Eric Lippert and Neil Deakin are discussing sucky software. Both make the point that one gets more tolerant of suckage in software when one has spent enough time actually trying to do software
“I failed to appreciate either of those facts until I’d actually done a lot of it myself. Once I appreciated these things, I understood that we have imperfect software BECAUSE the people who make it are dedicated to writing quality software for end users, not in spite of that fact.”
All I can say is that such excuses don’t make software suckage feel any better. Software tends to attract a lot of idealists, because software has the potential to provide large amounts of value for small initial investment. But, as Eric points out, writing software that is actually usable, reliable, and valuable involves all sorts of tradeoffs that affect the cost/benefit equation.
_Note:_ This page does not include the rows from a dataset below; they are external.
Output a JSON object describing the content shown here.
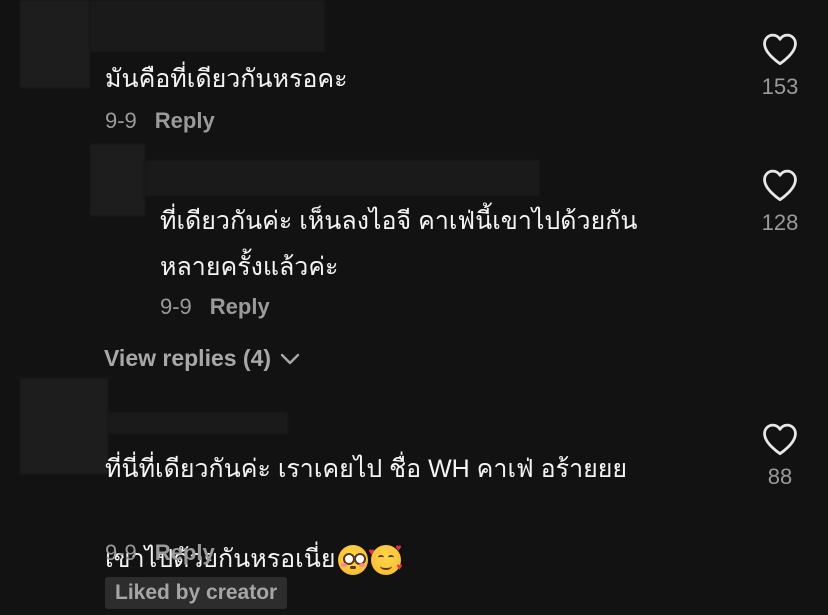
{
  "comments": [
    {
      "text": "มันคือที่เดียวกันหรอคะ",
      "date": "9-9",
      "reply_label": "Reply",
      "likes": "153"
    },
    {
      "text": "ที่เดียวกันค่ะ เห็นลงไอจี คาเฟ่นี้เขาไปด้วยกัน\nหลายครั้งแล้วค่ะ",
      "date": "9-9",
      "reply_label": "Reply",
      "likes": "128"
    },
    {
      "text_line1": "ที่นี่ที่เดียวกันค่ะ เราเคยไป ชื่อ WH คาเฟ่ อร้ายยย",
      "text_line2": "เขาไปด้วยกันหรอเนี่ย",
      "emojis": [
        "flushed-face",
        "smiling-face-with-hearts"
      ],
      "date": "9-9",
      "reply_label": "Reply",
      "likes": "88",
      "liked_badge": "Liked by creator"
    }
  ],
  "view_replies": "View replies (4)",
  "colors": {
    "background": "#121212",
    "text": "#f4f4f4",
    "muted": "#9a9a9a",
    "badge_bg": "#2d2d2d"
  }
}
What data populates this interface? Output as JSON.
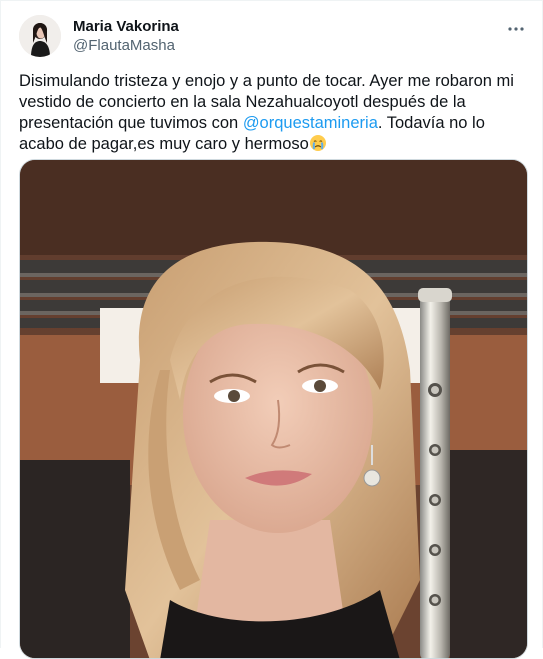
{
  "tweet": {
    "display_name": "Maria Vakorina",
    "handle": "@FlautaMasha",
    "text_before": "Disimulando tristeza y enojo y a punto de tocar. Ayer me robaron mi vestido de concierto en la sala Nezahualcoyotl después de la presentación que tuvimos con ",
    "mention": "@orquestamineria",
    "text_after": ". Todavía no lo acabo de pagar,es muy caro y hermoso",
    "emoji_icon": "crying-face-emoji",
    "more_icon": "more-horizontal-icon",
    "media_alt": "Selfie of a blonde woman holding a silver flute in a concert hall with wooden seats"
  },
  "colors": {
    "text": "#0f1419",
    "secondary": "#536471",
    "link": "#1d9bf0",
    "border": "#cfd9de"
  }
}
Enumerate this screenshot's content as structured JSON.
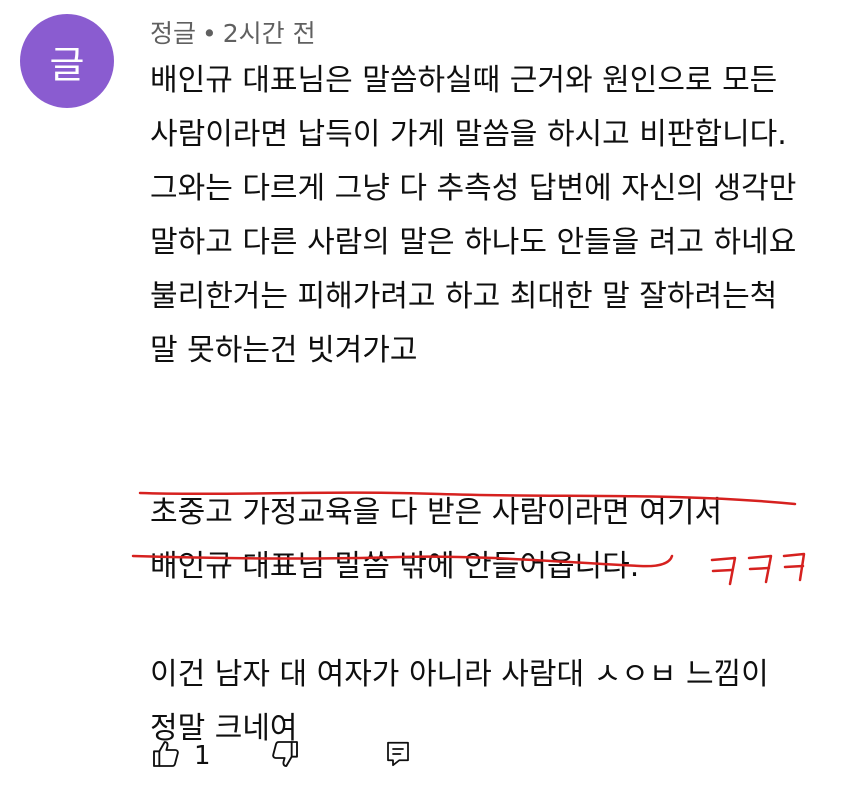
{
  "comment": {
    "avatar_letter": "글",
    "author": "정글",
    "separator": "•",
    "time": "2시간 전",
    "lines": [
      "배인규 대표님은 말씀하실때 근거와 원인으로 모든",
      "사람이라면 납득이 가게 말씀을 하시고 비판합니다.",
      "그와는 다르게 그냥 다 추측성 답변에 자신의 생각만",
      "말하고 다른 사람의 말은 하나도 안들을 려고 하네요",
      "불리한거는 피해가려고 하고 최대한 말 잘하려는척",
      "말 못하는건 빗겨가고",
      "초중고 가정교육을 다 받은 사람이라면 여기서",
      "배인규 대표님 말씀 밖에 안들어옵니다.",
      "이건 남자 대 여자가 아니라 사람대 ㅅㅇㅂ 느낌이",
      "정말 크네여"
    ],
    "handwritten_note": "ㅋㅋㅋ",
    "like_count": "1"
  },
  "colors": {
    "avatar_bg": "#8a5cd0",
    "annotation": "#d6211f",
    "meta_text": "#606060"
  },
  "icons": {
    "like": "thumb-up-icon",
    "dislike": "thumb-down-icon",
    "reply": "comment-icon"
  }
}
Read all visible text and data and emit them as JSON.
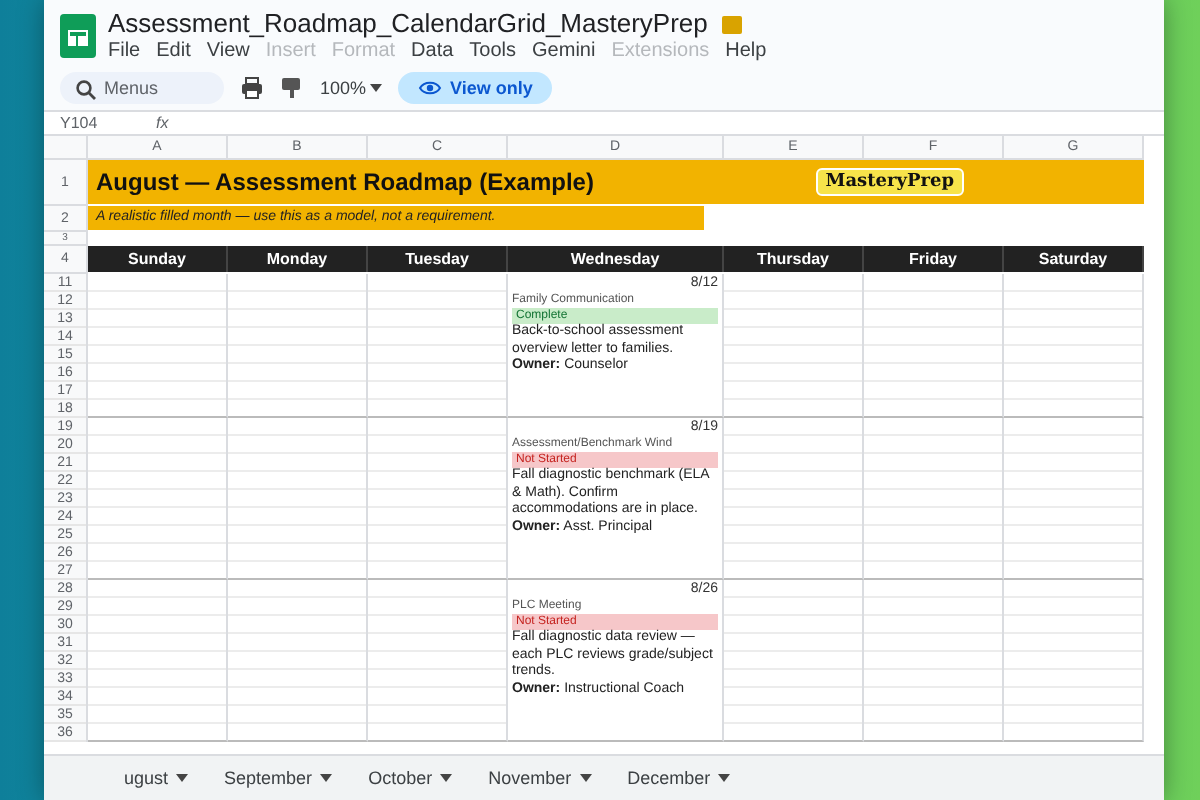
{
  "window": {
    "title": "Assessment_Roadmap_CalendarGrid_MasteryPrep",
    "menu": [
      {
        "label": "File",
        "disabled": false
      },
      {
        "label": "Edit",
        "disabled": false
      },
      {
        "label": "View",
        "disabled": false
      },
      {
        "label": "Insert",
        "disabled": true
      },
      {
        "label": "Format",
        "disabled": true
      },
      {
        "label": "Data",
        "disabled": false
      },
      {
        "label": "Tools",
        "disabled": false
      },
      {
        "label": "Gemini",
        "disabled": false
      },
      {
        "label": "Extensions",
        "disabled": true
      },
      {
        "label": "Help",
        "disabled": false
      }
    ]
  },
  "toolbar": {
    "search": {
      "placeholder": "Menus"
    },
    "zoom": "100%",
    "view_mode": "View only"
  },
  "formula_bar": {
    "cell_ref": "Y104",
    "fx": "fx"
  },
  "columns": [
    "A",
    "B",
    "C",
    "D",
    "E",
    "F",
    "G"
  ],
  "sheet": {
    "title": "August — Assessment Roadmap (Example)",
    "subtitle": "A realistic filled month — use this as a model, not a requirement.",
    "logo": "MasteryPrep",
    "header_rows": [
      "1",
      "2",
      "3",
      "4"
    ],
    "days": [
      "Sunday",
      "Monday",
      "Tuesday",
      "Wednesday",
      "Thursday",
      "Friday",
      "Saturday"
    ],
    "weeks": [
      {
        "rows": [
          "11",
          "12",
          "13",
          "14",
          "15",
          "16",
          "17",
          "18"
        ],
        "date": "8/12",
        "event": {
          "category": "Family Communication",
          "status": "Complete",
          "kind": "complete",
          "description": "Back-to-school assessment overview letter to families.",
          "owner": "**Owner:** Counselor"
        }
      },
      {
        "rows": [
          "19",
          "20",
          "21",
          "22",
          "23",
          "24",
          "25",
          "26",
          "27"
        ],
        "date": "8/19",
        "event": {
          "category": "Assessment/Benchmark Wind",
          "status": "Not Started",
          "kind": "not_started",
          "description": "Fall diagnostic benchmark (ELA & Math). Confirm accommodations are in place.",
          "owner": "**Owner:** Asst. Principal"
        }
      },
      {
        "rows": [
          "28",
          "29",
          "30",
          "31",
          "32",
          "33",
          "34",
          "35",
          "36"
        ],
        "date": "8/26",
        "event": {
          "category": "PLC Meeting",
          "status": "Not Started",
          "kind": "not_started",
          "description": "Fall diagnostic data review — each PLC reviews grade/subject trends.",
          "owner": "**Owner:** Instructional Coach"
        }
      }
    ]
  },
  "sheet_tabs": [
    {
      "label": "ugust"
    },
    {
      "label": "September"
    },
    {
      "label": "October"
    },
    {
      "label": "November"
    },
    {
      "label": "December"
    }
  ]
}
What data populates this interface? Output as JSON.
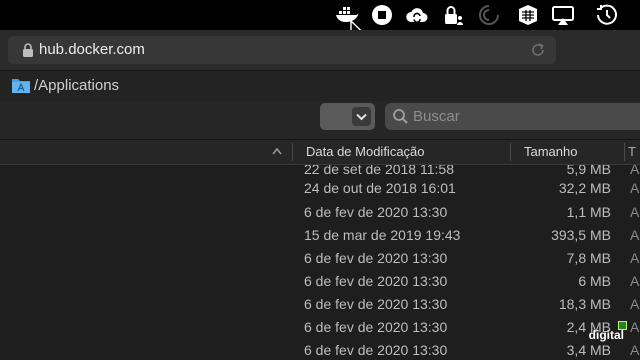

I’ve been involved with many software projects over my career, including IT, horizontal, vertical, and shrinkwrap. And although most of them shipped, and were considered “successful”, I have always been bothered by the disjoint between what I feel “should” be the cost/benefit and the actual cost/benefit results. We can invent excuses all day long, but at the end of the day I can never convince myself that these are anything other than excuses. I believe that there is tremendous waste in the process; far more waste in software than in other industries. This is why I don’t get too excited when people debate about whether Americans work too many hours. Especially in the software industry, the amount of overhead is so huge it’s a wonder we get paid at all. The idealist in me says that if people would slow down, spend more time thinking, engage in proper planning, and stop making excuses for the constant fire drills, we’d cut the number of hours worked in half. The extra hours we work are, IMO, evidence of the software industry’s high margins and tolerance for waste than evidence of any necessity.
To be sure, I’m not saying that poor planning and “fire drills” are the only source of the massive waste that I’m talking about. In times past when I led development teams, I took great pride in making sure that things were scheduled in a way that nobody was ever required to work overtime. But doing this is as much a process of padding the schedule for waste, scheduling in appropriately small discrete tasks, and so on. It certainly didn’t mean that there was no waste. While Eric may be right that developers tend to have good intentions, we have all sorts of well-known biases which lead us to have skewed priorities. Developers like to design for extensibility. Developers like to optimize the crap out of a code loop and ignore the database. And the list goes on.
We also have a tendency to consider ourselves to be better than we are. The developer who is optimizing the crap out of his code loop will look with scorn on the developer who doesn’t, while himself being looked down upon by the developer who has more experience to inform his scalability priorities. And once we have completely mastered a particular aspect of the process, we get promoted or bored.
And even when you have teams full of people who have tons of experience with development, project management, and so on, marketing (as in Marketing 101, not just advertisement) tends to be the high-order bit, and in today’s world that leads to lots of “strategy tax” tradeoffs and randomization.
In any case, this wasn’t meant to be a comprehensive list of the sources of waste in the software industry. Suffice it to say that I believe there are huge amounts of wasted human energy and precious little legitimate excuse other than the fact that software generates large enough return on investment that we tolerate the waste. The waste is systemic, IMO, and not something that’s going to be fixed with “XP”, CMM, development tools, or any other quick fix. For what its’s worth, I think that open-source is no panacea, and in fact is one of the biggest black-holes sucking away human talent needlessly these days. How many man-hours have been spent building a clone of the 30 year-old Unix operating system? There are many better areas for us to be applying talent. And I don’t mean to diminish the professionalism of Microsoft developers. The product teams here are some of the most well-tuned machines I have ever seen, but “best” is not the same as “perfect” or even “as good as possible”.
Who knows? It’s a tough problem, and IMO doesn’t get any easier to stomach with experience.